Walczyła przez dwa miesiące: w Federacji Rosyjskiej pochowała pierwszego więzienia do wojny (zdjęcie)

Pierwszy rosyjski więzień, który zawarł umowę z Ministerstwem Obrony, został zabity nie w wojnie, ale w odległości 60 km od linii frontu. Okoliczności śmierci były podejrzane, ponieważ nieznany mężczyzna obiecał przestudiować nowy atak. Rosjana Olena Pymonenko siedziała w kolonii w pobliżu Leningradu na rozbój popełniony w stanie alkoholowym. Pozostała przez rok przed zwolnieniem, ale zakończyła umowę z rosyjskim ministerstwem obrony i znalazła się w jednostce wojskowej.

Dwa miesiące później kobieta została pochowana. 47 Nowom powiedziano o losie obywatela rosyjskiego, który postanowił dołączyć do zbrodni armii rosyjskiej. Roszma napisał artykuł o pierwszym wzroście rosyjskim, który zmarł po umowie z Ministerstwem Obrony. 37-letnia kobieta służyła terminowi w dzielnicy Tosnensy'ego w regionie Leningrad, aw maju 2024 r. Postanowiła dołączyć do sił zbrojnych Federacji Rosyjskiej.
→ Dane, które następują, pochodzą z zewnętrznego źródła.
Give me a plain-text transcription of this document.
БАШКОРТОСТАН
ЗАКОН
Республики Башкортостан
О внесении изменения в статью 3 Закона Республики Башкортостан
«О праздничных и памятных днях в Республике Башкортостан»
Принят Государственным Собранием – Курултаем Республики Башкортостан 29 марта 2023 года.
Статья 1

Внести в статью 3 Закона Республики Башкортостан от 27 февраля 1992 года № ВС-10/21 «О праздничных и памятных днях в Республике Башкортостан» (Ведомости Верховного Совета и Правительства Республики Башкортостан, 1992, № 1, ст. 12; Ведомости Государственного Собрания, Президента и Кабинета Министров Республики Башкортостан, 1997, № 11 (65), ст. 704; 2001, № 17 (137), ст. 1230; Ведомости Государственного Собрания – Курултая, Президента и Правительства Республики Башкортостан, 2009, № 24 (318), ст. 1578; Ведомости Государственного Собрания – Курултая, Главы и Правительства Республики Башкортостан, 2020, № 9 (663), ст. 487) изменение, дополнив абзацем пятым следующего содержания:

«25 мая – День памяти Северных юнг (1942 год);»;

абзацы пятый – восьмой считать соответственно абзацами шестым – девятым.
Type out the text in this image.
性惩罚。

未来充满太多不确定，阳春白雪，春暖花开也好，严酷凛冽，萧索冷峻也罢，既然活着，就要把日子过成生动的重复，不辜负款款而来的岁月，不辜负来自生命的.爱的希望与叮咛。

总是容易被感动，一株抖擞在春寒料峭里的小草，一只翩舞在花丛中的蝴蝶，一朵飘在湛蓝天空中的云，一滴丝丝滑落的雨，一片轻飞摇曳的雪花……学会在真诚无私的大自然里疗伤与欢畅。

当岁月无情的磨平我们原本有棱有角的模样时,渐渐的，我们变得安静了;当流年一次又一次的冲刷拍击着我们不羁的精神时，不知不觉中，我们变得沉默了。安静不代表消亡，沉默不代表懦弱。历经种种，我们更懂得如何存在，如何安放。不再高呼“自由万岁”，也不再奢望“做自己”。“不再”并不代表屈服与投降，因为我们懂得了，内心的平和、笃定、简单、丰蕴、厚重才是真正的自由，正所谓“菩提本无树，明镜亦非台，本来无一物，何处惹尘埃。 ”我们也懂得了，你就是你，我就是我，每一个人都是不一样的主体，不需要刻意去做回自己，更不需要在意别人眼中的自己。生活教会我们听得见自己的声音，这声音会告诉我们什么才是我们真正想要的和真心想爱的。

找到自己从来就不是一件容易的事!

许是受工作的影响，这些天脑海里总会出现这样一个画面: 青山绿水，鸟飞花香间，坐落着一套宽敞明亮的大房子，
Podobne pragnienie pochodziło od 60 Rosjan, ale wybrano tylko 10: wzięło pod uwagę przestępstwa, za które zostali ukarani, zachowanie, cechy. Pymonenko został strzelcem w plutonie szturmowym. Dwa miesiące później, 27 sierpnia, rodzina dowiedziała się o jej śmierci. Miejsce śmierci nie jest miejscem walki na Ukrainie, podali dziennikarze. Wydarzenie miało miejsce w wiosce Spirne w regionie Belgorodu (60 km od granicy). Siostra poinformowała, że ​​przyczyna śmierci jest wypadek.

W tym samym czasie w przeddzień męskiego głosu odbyło się dziwne wezwanie, które obiecało „uciec Eleny przed złymi nawykami”. Publikacja opublikowała zdjęcie zmarłych. Na zdjęciu Pymonenkov - w rosyjskim mundurze wojskowym nosi czapkę ze znakiem „Pastor”. Kobieta rozmawiała z jej krewnymi: raduje się, że „nie jest blask”. Dziennikarze wydania „Ważna historia” stwierdzili, że śmierć była ścigana 23 razy.

Wśród jej przestępstw są kradzież, rozbój, groźby morderstwa, kradzież samochodu. Należy zauważyć, że w czerwcu 2024 r. New York Post mówił o szczegółach rekrutacji kobiet-więzień w armii rosyjskiej. Jak się okazało, zostali rekrutowani jesienią 2023 r. Dokładna liczba osób, które się zgodziły, nie jest znana. W tym samym czasie 40 osób z 400 zostało zabranych do armii z jednej kolonii.

Wiosną Zasady się zmieniły: zaczęli obiecować rejestr karny, a nawet mówili o wynagrodzeniu w wysokości 2000 USD. Tymczasem ukraiński analityk Jevgeny Eastrebin zbadał płatności otrzymane przez Rosjan, kończąc umowę z rosyjskim Ministerstwem Obrony. Według Roszma w niektórych regionach otrzymują ponad 1 milion rubli. Przypominamy, że 19 września prezydent Rosji Władimir Putin wydał dekret o wzrostu armii rosyjskiej przez 180 tysięcy ludzi.